W planie Festiwalu w sobotni wieczór zarezerwowany był na dwa wykłady. Bezpośrednio po obiadokolacji swoją prezentacje pod tytułem "Jestem z miasta" poprowadził Paweł Kosicki. Fotograf prezentował swoje zdjęcia głównie z ogólnie pojętej kategorii fotografii ulicznej wykonane, między innymi w Berlinie, Barcelonie, Paryżu, Palermo, Nowym Jorku, ale także w Warszawie i rodzinnym Poznaniu. Przy okazji opowiadał o swojej pracy, podróżach, zainteresowaniach, stosowanych technikach i dzielił się ciekawymi anegdotami. Uczestnicy mogli się dowiedzieć, że Paweł Kosicki lubi jazdę na rowerze, co ma odzwierciedlenia w jego zdjęciach. Ponadto w fotografii lubi wykorzystywać wszelkie odbicia na przykład w szybach i w tafli wody i sporo tego typu zdjęć mogliśmy obejrzeć w jego prezentacji. Bardzo pociąga go również fotografowanie w deszczu, a aparaty Fujifilm, z których korzysta świetnie spisują się w tego typu warunkach. Do fotografowania wykorzystuje niemal wyłącznie obiektywy stałoogniskowe.

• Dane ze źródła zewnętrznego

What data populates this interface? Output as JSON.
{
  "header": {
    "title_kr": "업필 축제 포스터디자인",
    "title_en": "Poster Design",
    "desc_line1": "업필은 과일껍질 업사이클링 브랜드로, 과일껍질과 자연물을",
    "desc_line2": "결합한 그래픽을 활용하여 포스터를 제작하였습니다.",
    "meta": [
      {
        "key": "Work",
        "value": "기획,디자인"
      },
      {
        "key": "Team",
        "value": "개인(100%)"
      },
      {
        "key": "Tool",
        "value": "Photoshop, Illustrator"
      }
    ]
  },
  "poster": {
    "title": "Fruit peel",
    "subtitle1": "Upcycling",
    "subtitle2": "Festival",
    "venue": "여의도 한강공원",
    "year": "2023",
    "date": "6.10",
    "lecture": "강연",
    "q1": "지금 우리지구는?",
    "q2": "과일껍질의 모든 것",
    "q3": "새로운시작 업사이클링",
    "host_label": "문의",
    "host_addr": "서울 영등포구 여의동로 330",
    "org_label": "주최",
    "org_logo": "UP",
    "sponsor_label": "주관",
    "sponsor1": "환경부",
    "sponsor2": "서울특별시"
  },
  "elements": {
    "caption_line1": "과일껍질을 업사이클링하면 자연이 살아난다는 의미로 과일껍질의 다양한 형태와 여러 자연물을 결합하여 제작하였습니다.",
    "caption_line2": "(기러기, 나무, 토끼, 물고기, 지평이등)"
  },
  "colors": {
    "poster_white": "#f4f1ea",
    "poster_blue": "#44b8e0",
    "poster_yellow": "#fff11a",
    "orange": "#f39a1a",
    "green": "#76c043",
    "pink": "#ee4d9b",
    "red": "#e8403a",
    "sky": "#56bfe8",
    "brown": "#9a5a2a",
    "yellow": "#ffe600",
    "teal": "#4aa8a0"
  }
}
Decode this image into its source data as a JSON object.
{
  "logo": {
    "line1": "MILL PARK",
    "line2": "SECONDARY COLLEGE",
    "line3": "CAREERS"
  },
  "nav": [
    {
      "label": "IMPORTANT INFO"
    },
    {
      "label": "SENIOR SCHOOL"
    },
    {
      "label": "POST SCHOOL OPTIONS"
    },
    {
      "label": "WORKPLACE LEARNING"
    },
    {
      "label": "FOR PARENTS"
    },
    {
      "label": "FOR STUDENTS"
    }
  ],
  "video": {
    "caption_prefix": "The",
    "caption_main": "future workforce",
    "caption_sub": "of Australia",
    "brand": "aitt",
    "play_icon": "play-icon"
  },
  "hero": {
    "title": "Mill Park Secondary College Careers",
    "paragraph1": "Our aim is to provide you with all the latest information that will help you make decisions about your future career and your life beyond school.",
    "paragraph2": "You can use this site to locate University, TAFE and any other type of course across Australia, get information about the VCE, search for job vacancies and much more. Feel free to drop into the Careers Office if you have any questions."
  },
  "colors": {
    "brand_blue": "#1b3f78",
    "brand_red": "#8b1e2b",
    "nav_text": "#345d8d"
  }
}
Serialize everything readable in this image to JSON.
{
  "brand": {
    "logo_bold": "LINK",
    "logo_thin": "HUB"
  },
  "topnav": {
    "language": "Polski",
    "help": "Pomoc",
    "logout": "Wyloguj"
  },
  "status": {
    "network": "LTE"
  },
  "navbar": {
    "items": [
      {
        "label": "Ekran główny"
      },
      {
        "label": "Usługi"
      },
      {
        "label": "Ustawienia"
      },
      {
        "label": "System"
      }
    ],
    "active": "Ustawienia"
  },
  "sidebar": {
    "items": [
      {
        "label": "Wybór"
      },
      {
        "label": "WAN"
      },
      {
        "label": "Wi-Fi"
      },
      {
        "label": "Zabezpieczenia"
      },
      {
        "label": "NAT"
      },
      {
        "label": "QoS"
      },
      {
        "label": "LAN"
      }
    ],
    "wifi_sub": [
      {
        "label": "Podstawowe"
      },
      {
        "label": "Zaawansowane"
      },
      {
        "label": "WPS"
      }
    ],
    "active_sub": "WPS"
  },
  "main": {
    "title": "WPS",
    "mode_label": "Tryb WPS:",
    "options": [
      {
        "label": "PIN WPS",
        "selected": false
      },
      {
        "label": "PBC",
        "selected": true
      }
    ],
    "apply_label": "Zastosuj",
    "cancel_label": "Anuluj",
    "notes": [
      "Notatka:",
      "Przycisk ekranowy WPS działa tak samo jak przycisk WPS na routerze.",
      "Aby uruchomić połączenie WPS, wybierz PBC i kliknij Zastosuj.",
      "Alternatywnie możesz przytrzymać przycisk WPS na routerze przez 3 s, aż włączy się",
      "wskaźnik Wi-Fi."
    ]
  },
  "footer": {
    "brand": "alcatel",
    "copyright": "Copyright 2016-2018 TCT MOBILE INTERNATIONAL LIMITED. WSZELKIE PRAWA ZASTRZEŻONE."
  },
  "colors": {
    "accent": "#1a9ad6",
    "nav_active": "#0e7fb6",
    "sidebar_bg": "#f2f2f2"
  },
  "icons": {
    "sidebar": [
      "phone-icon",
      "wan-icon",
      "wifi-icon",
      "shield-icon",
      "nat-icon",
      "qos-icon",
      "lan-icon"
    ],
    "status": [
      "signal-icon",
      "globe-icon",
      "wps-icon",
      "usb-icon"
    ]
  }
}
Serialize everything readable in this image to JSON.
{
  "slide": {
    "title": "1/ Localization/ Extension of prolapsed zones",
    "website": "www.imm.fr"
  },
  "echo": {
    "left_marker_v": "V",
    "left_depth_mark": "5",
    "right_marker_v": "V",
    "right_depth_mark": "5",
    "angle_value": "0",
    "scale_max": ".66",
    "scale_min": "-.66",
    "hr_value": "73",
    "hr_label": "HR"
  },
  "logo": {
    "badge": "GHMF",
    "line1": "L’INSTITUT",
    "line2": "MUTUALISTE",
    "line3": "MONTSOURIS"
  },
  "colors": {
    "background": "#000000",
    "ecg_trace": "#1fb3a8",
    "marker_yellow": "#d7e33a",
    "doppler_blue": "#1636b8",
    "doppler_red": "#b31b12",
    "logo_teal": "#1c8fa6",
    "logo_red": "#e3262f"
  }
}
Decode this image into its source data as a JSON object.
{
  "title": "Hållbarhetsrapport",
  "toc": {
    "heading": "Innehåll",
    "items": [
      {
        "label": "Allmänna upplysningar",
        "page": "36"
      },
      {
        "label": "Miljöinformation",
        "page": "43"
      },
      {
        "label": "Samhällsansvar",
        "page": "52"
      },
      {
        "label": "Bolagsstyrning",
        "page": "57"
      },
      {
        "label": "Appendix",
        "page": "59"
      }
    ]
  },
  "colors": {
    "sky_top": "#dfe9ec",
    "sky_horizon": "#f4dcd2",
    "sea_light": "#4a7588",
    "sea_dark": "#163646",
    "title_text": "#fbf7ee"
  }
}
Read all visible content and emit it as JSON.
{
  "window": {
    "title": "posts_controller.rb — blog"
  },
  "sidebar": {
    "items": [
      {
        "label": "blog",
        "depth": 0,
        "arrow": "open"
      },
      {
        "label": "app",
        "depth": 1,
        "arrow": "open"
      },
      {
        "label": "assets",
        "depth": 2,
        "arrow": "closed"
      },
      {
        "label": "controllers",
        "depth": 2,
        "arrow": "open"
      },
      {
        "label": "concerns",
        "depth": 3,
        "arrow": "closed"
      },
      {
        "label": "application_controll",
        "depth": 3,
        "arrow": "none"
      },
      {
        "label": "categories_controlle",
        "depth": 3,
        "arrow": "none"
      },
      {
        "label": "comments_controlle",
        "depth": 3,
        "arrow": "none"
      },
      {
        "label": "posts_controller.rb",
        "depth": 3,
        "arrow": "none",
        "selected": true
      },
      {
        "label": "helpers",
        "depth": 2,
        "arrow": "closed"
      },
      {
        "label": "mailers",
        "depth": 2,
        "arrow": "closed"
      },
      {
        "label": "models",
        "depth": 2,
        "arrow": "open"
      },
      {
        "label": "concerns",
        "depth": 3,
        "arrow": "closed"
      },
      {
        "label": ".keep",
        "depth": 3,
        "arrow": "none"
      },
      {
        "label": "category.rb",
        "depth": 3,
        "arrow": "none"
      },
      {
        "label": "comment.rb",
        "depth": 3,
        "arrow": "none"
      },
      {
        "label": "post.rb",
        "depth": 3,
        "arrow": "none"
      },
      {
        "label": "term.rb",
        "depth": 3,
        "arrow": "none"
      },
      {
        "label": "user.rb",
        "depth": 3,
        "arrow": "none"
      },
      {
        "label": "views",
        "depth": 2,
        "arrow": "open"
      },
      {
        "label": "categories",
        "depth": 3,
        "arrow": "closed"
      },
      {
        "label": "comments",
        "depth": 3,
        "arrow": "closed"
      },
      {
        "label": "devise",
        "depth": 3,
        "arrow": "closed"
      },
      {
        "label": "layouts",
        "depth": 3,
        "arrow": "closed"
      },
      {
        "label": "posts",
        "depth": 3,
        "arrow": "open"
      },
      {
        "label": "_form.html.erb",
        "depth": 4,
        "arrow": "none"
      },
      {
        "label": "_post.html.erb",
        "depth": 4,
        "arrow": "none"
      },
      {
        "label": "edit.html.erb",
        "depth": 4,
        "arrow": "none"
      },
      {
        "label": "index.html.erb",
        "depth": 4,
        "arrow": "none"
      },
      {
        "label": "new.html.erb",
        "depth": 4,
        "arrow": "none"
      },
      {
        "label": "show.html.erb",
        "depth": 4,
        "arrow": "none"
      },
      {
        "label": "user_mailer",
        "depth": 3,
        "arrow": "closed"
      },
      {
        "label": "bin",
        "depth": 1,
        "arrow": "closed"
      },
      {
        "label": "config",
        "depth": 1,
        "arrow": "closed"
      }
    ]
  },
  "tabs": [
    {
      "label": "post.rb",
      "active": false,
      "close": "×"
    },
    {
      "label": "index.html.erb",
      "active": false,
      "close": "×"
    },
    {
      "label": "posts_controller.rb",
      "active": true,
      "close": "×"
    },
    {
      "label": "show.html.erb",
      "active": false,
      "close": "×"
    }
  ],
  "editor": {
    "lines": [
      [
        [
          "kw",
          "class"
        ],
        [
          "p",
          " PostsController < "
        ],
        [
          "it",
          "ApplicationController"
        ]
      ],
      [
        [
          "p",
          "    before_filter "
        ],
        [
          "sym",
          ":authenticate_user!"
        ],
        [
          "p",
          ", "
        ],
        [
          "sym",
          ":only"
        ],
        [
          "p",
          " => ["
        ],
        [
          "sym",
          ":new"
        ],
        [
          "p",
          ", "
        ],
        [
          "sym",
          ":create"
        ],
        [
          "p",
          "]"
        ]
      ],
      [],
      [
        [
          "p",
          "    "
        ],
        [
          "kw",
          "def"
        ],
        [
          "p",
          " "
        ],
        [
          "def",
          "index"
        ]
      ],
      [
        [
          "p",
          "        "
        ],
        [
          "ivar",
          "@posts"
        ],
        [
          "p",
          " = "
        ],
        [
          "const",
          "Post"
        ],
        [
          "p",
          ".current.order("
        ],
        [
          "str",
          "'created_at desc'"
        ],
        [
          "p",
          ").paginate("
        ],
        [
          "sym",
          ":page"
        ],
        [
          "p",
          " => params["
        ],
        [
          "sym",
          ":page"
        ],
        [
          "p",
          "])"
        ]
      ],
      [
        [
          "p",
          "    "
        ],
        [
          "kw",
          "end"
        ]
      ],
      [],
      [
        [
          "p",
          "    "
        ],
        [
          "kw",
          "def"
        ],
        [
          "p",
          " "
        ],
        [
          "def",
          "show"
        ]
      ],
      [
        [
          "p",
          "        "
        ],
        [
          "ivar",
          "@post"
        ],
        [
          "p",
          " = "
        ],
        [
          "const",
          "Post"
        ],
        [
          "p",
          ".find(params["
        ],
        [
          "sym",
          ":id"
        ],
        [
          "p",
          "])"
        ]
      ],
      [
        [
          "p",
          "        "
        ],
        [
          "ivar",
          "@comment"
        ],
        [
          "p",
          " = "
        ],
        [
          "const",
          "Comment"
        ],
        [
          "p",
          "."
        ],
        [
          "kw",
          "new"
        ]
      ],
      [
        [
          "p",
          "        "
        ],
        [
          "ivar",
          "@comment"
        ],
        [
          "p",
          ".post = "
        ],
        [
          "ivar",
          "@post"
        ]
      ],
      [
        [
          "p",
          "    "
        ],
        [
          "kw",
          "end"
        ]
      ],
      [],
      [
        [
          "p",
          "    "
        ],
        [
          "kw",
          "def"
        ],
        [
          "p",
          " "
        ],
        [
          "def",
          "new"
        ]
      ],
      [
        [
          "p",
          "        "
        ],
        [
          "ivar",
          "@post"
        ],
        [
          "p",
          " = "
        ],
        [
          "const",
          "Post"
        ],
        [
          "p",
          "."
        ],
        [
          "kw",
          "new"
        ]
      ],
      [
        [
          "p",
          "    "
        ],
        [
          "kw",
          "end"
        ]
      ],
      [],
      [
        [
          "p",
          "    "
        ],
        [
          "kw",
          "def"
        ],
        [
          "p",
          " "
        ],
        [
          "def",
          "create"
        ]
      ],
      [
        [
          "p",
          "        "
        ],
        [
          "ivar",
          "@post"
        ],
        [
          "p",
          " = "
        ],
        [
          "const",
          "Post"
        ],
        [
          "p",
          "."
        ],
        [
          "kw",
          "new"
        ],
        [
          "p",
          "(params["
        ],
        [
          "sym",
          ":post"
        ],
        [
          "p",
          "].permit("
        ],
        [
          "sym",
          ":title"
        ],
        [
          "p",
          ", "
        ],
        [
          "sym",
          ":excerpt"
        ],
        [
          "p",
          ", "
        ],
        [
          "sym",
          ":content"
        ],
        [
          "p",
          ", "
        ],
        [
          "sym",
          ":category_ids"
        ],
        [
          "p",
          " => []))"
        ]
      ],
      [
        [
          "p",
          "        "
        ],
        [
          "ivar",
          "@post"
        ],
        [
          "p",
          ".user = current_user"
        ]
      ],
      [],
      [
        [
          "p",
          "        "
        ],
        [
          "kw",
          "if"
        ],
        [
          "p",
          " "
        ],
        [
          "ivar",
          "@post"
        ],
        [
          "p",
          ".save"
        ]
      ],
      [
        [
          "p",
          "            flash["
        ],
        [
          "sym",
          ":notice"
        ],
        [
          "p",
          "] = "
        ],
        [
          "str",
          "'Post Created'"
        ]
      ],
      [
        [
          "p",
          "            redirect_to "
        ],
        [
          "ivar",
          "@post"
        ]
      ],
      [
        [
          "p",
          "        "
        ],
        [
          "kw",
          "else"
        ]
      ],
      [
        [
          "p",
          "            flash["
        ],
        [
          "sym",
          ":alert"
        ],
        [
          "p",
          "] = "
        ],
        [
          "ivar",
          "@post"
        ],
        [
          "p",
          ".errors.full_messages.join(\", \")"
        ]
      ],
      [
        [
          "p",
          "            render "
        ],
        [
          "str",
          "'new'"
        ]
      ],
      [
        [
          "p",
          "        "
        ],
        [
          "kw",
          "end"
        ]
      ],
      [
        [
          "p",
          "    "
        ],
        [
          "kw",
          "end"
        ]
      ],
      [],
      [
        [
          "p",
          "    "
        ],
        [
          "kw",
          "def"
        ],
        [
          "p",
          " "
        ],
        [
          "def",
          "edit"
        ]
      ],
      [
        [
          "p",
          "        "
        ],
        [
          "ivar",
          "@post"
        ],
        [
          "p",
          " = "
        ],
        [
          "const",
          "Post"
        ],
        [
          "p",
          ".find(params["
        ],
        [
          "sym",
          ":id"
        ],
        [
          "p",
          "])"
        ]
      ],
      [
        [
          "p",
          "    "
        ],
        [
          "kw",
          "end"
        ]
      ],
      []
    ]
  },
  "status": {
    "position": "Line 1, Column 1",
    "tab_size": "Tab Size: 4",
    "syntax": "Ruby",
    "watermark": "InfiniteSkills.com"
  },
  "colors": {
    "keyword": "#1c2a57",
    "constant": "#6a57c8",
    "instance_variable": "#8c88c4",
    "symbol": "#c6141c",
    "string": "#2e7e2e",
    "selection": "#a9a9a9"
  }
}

Kolejny wykład dotyczący pracy zawodowego fotografa portretowego wygłosił Wiktor Franko. Prezentując swoje zdjęcia opowiedział on historię swojej kariery od początków związanych między innymi z publikacją zdjęć w serwisie plfoto poprzez rozwój, poszukiwanie kolejnych inspiracji i na najnowszych projektach kończąc. Podczas wykładu dzielił się wieloma praktycznymi informacjami z dziedziny fotografii portretowej. Mogliśmy też usłyszeć wiele nierzadko zabawnych historii kryjących się za prezentowanymi zdjęciami. Szczególnym zainteresowaniem cieszyła się ta związana z bezprawnym wykorzystanie znanego zdjęcia modelki w hełmie kosmonauty. Wiktor Franko sporo opowiadał o swoim podejściu do fotografii portretowej i modowej, o fotografach, którzy go inspirują, o poszukiwaniu coraz to nowszych pomysłów, środków wyrazu oraz wykorzystywanych technikach.